“Arrivederci Emilia” di Daniele Castellani: e fu così che dai nostri eroi non imparammo niente
Cantante, chitarrista e compositore, Daniele Castellani inizia a muovere i suoi primi passi con diverse formazioni di cui si sono perse le tracce soprattutto cercando e ricercando sul web.

Eppure, ricordando personalmente i Vana Radman, formazione reggiana di cui fece parte, non solo si esibirono nella natia Emilia ma, riuscirono a sconfinare in Repubblica Ceca, a Belfast e Parigi.
Daniele, dopo lo scioglimento dei Vana Radman si dedica ai Raniero, band di cui era autore e compositore, e con la quale ha pubblicato un solo EP nel 2012: “No Summer”, presentato dal vivo al Corallo di Scandiano, storico locale rock di quella che i CCCP avrebbero definito “Rozza Emilia”.
Seguono altre esperienze poi si fa avanti la voglia di dedicarsi al suo progetto solista che autoproduce e intitola senza troppi giri di parole: “Arrivederci Emilia”.
È un outsider, vintage sia nei suoni che nell’approccio che definirei “so 80s” e che, ai miei occhi, non appare certo come un difetto. Osereste mai criticare le scelte artistiche di Vasco Rossi?
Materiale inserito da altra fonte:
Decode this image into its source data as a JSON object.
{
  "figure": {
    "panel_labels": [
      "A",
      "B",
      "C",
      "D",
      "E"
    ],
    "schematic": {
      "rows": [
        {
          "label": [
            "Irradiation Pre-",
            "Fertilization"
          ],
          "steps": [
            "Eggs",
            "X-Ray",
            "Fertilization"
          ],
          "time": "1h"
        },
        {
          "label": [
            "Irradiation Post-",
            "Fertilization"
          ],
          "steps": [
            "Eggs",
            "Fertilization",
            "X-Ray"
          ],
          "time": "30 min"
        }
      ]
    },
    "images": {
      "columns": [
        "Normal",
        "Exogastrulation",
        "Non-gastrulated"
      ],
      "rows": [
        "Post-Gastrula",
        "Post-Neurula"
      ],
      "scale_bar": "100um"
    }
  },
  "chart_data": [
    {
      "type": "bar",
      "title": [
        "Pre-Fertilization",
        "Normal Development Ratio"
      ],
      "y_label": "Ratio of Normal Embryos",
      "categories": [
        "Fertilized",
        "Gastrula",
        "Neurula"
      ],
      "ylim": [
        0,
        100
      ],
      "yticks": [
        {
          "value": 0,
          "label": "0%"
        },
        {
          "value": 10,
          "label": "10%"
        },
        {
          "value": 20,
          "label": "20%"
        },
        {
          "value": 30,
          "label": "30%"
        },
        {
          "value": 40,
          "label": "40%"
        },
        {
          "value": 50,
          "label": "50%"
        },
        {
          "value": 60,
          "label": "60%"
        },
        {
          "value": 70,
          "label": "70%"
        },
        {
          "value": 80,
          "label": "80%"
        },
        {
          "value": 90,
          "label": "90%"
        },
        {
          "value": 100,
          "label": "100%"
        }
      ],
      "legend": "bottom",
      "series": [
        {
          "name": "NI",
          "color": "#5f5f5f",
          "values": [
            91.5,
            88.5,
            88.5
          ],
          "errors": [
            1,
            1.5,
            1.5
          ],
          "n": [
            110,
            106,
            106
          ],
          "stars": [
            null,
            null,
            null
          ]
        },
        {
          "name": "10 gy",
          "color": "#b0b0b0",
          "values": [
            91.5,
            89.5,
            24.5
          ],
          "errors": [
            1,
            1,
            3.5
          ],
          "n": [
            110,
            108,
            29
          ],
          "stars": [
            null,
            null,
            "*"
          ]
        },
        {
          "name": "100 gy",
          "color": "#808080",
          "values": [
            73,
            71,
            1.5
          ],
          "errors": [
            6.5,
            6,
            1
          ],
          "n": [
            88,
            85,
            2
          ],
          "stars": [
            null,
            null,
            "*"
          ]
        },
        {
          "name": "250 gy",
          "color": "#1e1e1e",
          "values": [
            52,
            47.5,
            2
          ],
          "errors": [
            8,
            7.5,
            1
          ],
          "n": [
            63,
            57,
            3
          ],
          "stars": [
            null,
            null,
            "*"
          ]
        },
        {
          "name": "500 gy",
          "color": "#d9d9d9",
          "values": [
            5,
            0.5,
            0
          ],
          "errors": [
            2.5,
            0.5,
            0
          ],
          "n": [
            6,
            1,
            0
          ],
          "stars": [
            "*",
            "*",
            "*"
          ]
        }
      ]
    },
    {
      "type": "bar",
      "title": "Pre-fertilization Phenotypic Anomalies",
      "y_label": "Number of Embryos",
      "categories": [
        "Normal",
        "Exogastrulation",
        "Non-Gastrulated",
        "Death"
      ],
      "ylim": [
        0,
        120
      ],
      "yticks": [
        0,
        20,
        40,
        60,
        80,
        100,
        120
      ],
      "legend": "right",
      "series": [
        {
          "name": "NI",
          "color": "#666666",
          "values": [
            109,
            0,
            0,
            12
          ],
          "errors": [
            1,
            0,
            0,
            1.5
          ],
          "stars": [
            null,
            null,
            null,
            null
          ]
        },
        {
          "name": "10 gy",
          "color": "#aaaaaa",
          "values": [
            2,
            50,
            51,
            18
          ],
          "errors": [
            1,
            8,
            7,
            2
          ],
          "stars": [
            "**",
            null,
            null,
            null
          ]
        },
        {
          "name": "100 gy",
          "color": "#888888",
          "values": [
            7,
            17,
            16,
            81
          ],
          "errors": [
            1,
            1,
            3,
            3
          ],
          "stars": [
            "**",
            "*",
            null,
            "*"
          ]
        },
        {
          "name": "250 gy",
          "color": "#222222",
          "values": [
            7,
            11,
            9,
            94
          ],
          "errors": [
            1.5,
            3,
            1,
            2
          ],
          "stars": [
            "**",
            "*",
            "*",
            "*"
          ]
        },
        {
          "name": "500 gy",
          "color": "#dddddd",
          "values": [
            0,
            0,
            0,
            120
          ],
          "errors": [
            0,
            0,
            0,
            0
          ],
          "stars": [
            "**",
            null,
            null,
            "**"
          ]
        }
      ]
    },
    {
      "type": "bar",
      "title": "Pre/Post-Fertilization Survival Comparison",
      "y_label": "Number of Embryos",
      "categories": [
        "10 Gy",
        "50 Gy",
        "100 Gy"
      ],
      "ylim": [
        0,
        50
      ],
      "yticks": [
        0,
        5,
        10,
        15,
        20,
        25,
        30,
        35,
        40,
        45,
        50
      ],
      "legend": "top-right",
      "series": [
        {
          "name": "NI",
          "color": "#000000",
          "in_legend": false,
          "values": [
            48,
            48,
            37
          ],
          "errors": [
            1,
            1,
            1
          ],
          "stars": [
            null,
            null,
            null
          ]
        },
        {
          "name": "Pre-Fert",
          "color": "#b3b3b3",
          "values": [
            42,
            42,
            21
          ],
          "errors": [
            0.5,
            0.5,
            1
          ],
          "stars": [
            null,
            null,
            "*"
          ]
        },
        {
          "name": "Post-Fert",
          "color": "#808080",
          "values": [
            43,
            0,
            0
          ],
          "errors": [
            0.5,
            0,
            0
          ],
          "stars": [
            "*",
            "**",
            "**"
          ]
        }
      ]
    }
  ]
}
Paragone pretestuoso certo ma doveroso.
Veniamo ora al disco, un disco che esplora diversi stati d’animo che grazie allo spirito sicuramente satirico dell’autore non vengono però trasformati in un dramma ma raccontandoli diventano storia e per questo automaticamente superati.
Daniele parla di storie d’amore da dimenticare, così come si percepisce in “Oslo”, per farne una citazione: Sul molo urla un tipo esaurito: “le ragazze qui non ti amano davvero… o non come vorresti tu”.
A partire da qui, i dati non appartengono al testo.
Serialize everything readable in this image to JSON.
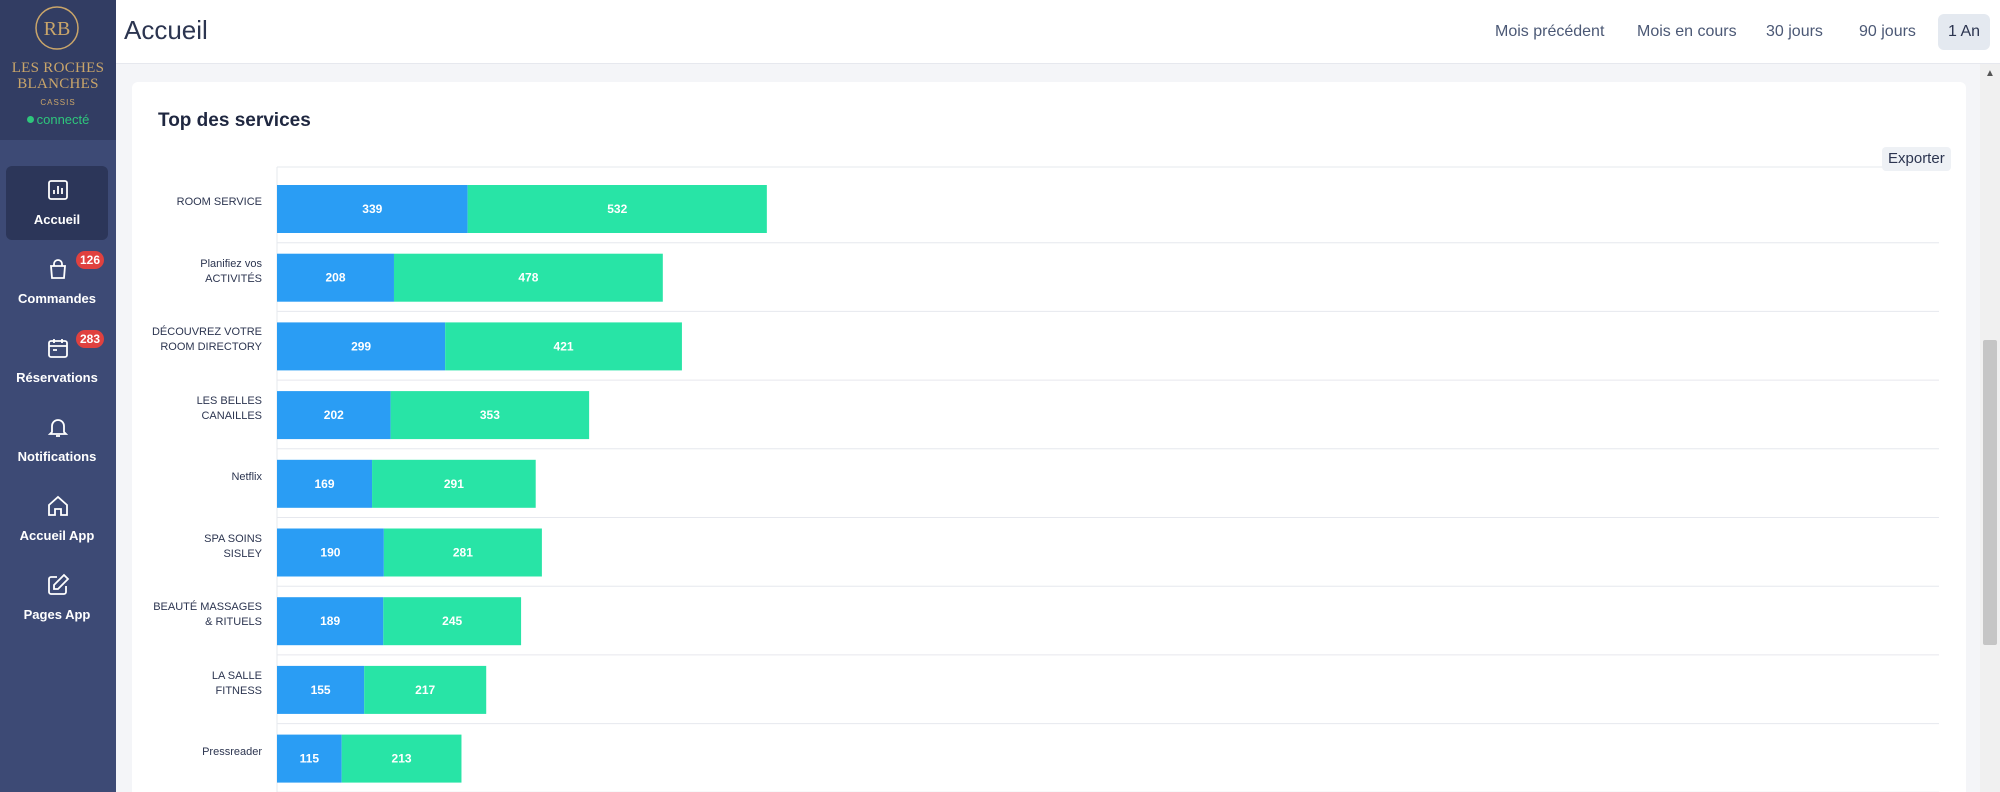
{
  "brand": {
    "name_line1": "LES ROCHES",
    "name_line2": "BLANCHES",
    "sub": "CASSIS",
    "status": "connecté"
  },
  "sidebar": {
    "items": [
      {
        "label": "Accueil",
        "icon": "bar-chart-icon",
        "badge": ""
      },
      {
        "label": "Commandes",
        "icon": "shopping-bag-icon",
        "badge": "126"
      },
      {
        "label": "Réservations",
        "icon": "calendar-icon",
        "badge": "283"
      },
      {
        "label": "Notifications",
        "icon": "bell-icon",
        "badge": ""
      },
      {
        "label": "Accueil App",
        "icon": "home-icon",
        "badge": ""
      },
      {
        "label": "Pages App",
        "icon": "edit-icon",
        "badge": ""
      }
    ]
  },
  "header": {
    "title": "Accueil",
    "periods": [
      "Mois précédent",
      "Mois en cours",
      "30 jours",
      "90 jours",
      "1 An"
    ],
    "active_period": "1 An"
  },
  "card": {
    "title": "Top des services",
    "export_label": "Exporter"
  },
  "colors": {
    "series1": "#2a9df4",
    "series2": "#28e4a6",
    "sidebar": "#3d4a75",
    "badge": "#e0413f"
  },
  "chart_data": {
    "type": "bar",
    "orientation": "horizontal",
    "stacked": true,
    "categories": [
      [
        "ROOM SERVICE"
      ],
      [
        "Planifiez vos",
        "ACTIVITÉS"
      ],
      [
        "DÉCOUVREZ VOTRE",
        "ROOM DIRECTORY"
      ],
      [
        "LES BELLES",
        "CANAILLES"
      ],
      [
        "Netflix"
      ],
      [
        "SPA SOINS",
        "SISLEY"
      ],
      [
        "BEAUTÉ MASSAGES",
        "& RITUELS"
      ],
      [
        "LA SALLE",
        "FITNESS"
      ],
      [
        "Pressreader"
      ]
    ],
    "series": [
      {
        "values": [
          339,
          208,
          299,
          202,
          169,
          190,
          189,
          155,
          115
        ]
      },
      {
        "values": [
          532,
          478,
          421,
          353,
          291,
          281,
          245,
          217,
          213
        ]
      }
    ],
    "xlim": [
      0,
      1000
    ],
    "data_labels": true,
    "grid": true
  }
}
In “Canzoni d’amore sul lastrico” le relazioni finiscono certo, ma aleggia nelle liriche e nei toni un’ironia così forte di cui riporto una strofa che trovo emblematica della personalità del cantautore: “Cadrò da solo nel buio dei Bacardi e gin, cadrò sconfitto nei buchi dei tuoi jeans”.
Si passa poi ai battiti reggae di “Arrivederci Emilia”, la title track che parla di non riconoscere più i luoghi in cui si è cresciuti, di paesaggi mutati nel tempo, luoghi abbandonati così come quegli “echi di anni passati, compagnie e trofei dimenticati”.

In “Fantastici poemi”, emergono vividi ricordi di lunghe calde estati emiliane trascorse in casa per via di una salute cagionevole, in cui ogni oggetto che circondava l’autore diventava un pretesto per inventare una storia che favoriva lo sviluppo della sua fantasia: “e nei segreti degli armadi c’era la vita”.
“Fredda è la notte” un’introspezione sulla solitudine al pari di “Snowland”, uno strumentale nato vagando per Reggio Emilia alla ricerca del cocktail perfetto.
Chiude il disco “Maledetti Posters”… e giuro che nel momento in cui ho letto la parola “posters” la mente ha fatto un balzo indietro nel tempo (o anche più di uno), da quanto non sentivo più nominarla?
La canzone la interpreto come una riflessione sul momento della crescita e su come si vivono i propri sogni, e che non è più il momento di andare per i bar a fare finta di essere quello che non si è: musicista o calciatore poco importa, il principio è lo stesso. Ed è proprio così, perché fu così anche per me, nel momento in cui te ne rendi conto, osservi con occhi diversi i poster che hai in camera: “Oh, i posters sul muro, le notti che vorrei essere qualcuno, le facce dei Nirvana stanno ingiallendo”.